On (12/01/15 13:04), Maximilian Wilhelm wrote:
> 
> The reason we would like to have those is quite simple: As we operate
> a somewhat larger network we would like to monitor it accordingly and
> see when links get saturated etc. Therefore we used snmp based
> solutions and the net-snmp daemon on all the boxes. Now SNMP uses
> interface indexes for identifying the interfaces. If they aren't
> stable the monitoring software will see a lot of new interfaces now
> and then, e.g. after a OpenVPN server/client restarted (which is bad)
> or even mix up interfaces (which is worse).

FWIW, this is how router implementations such as cisco network OS-es
deal with this issue- every interface has 2 32-bit integers associated
with it, one is the "snmp-ifindex", conformant with rfc 2863, 
that never changes, and encodes positional information like slot#,
chassis#, card type etc.  This number is sparse (i.e., it
is not necessarily a consecutive number space) Encoding is implementation
specific, of course, and macros are supplied if you want to look into
the encoding itself.

the other number is the one used internally by the network stack,
and is subject to frequent change, as interfaces come and go (up/down,
virtual interfaces change etc).
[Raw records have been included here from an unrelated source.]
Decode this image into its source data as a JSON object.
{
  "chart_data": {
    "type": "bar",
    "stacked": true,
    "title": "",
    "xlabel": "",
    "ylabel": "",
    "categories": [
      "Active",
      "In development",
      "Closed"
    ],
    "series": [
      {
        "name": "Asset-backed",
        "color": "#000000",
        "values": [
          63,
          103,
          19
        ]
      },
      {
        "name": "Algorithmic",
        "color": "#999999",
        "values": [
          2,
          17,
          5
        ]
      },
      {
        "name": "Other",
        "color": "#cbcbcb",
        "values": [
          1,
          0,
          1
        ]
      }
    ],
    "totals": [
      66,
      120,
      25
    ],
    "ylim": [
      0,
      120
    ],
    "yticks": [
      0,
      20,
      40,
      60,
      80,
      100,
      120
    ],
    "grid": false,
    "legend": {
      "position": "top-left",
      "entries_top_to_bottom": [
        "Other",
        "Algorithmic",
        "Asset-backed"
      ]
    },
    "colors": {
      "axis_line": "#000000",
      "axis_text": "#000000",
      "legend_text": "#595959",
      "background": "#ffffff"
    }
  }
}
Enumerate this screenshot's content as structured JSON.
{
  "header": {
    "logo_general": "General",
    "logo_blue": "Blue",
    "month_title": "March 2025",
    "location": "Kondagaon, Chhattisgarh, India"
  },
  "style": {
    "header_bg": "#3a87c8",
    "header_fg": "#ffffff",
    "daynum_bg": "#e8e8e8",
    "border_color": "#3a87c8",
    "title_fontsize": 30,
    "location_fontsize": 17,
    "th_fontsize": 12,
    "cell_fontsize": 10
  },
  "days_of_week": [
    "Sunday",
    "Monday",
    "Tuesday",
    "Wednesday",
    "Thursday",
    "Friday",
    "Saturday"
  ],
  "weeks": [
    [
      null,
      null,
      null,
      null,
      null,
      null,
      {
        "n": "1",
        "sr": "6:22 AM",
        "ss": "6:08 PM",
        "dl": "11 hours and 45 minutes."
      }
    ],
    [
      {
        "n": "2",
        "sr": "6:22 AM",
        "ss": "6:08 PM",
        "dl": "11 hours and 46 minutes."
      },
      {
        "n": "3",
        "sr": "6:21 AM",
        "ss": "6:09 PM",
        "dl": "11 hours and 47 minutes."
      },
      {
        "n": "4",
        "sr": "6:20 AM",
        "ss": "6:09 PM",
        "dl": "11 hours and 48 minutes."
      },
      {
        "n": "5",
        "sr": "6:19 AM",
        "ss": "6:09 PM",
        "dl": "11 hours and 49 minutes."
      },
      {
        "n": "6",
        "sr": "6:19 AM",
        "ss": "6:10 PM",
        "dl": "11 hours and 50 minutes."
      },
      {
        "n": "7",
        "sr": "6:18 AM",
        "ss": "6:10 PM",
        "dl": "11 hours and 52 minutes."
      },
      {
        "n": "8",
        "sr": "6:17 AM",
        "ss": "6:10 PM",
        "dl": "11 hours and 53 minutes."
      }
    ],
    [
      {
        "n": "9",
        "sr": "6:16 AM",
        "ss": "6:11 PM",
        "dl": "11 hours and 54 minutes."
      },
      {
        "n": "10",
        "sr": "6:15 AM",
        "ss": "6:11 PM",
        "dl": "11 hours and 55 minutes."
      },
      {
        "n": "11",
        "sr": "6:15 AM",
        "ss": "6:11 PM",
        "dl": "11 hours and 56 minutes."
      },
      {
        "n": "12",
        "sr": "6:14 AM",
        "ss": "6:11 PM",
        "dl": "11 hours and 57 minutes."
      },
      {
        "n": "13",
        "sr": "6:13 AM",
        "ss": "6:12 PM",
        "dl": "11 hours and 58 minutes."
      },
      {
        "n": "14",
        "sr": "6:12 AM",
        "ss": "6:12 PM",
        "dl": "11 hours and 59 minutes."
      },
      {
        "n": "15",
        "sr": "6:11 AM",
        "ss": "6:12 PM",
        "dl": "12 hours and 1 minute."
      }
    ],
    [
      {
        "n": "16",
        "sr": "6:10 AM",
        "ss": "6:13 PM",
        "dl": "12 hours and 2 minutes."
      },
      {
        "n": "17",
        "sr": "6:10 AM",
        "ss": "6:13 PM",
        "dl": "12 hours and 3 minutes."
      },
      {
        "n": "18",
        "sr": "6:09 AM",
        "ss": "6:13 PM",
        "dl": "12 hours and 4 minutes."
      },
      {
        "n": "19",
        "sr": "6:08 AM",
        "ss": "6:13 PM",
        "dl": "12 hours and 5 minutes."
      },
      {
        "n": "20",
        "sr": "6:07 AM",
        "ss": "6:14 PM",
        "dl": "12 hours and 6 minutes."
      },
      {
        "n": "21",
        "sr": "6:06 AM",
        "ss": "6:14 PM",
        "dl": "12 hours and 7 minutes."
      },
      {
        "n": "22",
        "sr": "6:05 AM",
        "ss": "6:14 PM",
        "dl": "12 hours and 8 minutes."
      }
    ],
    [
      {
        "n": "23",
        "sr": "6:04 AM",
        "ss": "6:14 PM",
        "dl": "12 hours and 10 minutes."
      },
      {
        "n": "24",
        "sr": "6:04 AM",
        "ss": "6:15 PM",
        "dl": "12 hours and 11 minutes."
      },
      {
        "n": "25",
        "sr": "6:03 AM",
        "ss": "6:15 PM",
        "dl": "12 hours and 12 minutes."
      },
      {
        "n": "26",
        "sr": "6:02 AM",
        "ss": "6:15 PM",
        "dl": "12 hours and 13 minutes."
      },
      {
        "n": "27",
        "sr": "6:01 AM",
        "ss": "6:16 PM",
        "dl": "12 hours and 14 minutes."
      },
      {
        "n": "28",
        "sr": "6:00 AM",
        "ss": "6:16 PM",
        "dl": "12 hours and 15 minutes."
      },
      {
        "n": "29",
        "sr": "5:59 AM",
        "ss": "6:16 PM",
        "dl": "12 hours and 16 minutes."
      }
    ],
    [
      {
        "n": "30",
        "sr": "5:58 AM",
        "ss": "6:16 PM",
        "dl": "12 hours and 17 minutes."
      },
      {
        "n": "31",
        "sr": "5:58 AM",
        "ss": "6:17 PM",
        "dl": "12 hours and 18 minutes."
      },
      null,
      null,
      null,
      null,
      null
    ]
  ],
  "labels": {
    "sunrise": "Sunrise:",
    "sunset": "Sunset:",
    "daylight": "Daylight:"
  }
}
This is a packed number-space- next
available index is handed to each interface as it comes up.

SNMP mibs publish the first number, and apps can use that number
to uniquely identify an interface. 

If there are enough apps that rely on an immutable index to identify
an interface, it might be worthwhile to consider this type of approach.

> +     if (!dev->ifindex) {
> +             if (strcmp (dev->name, "gre_ffrl_fra_a") == 0) {
> +                     ifindex = 23;
> +             } else if (strcmp (dev->name, "bb-pad-cr01") == 0) {
> +                     ifindex = 42;
> +             }

I'm not sure I understand how this would work- are we going to 
pin down the ifindex for some subset of interfaces?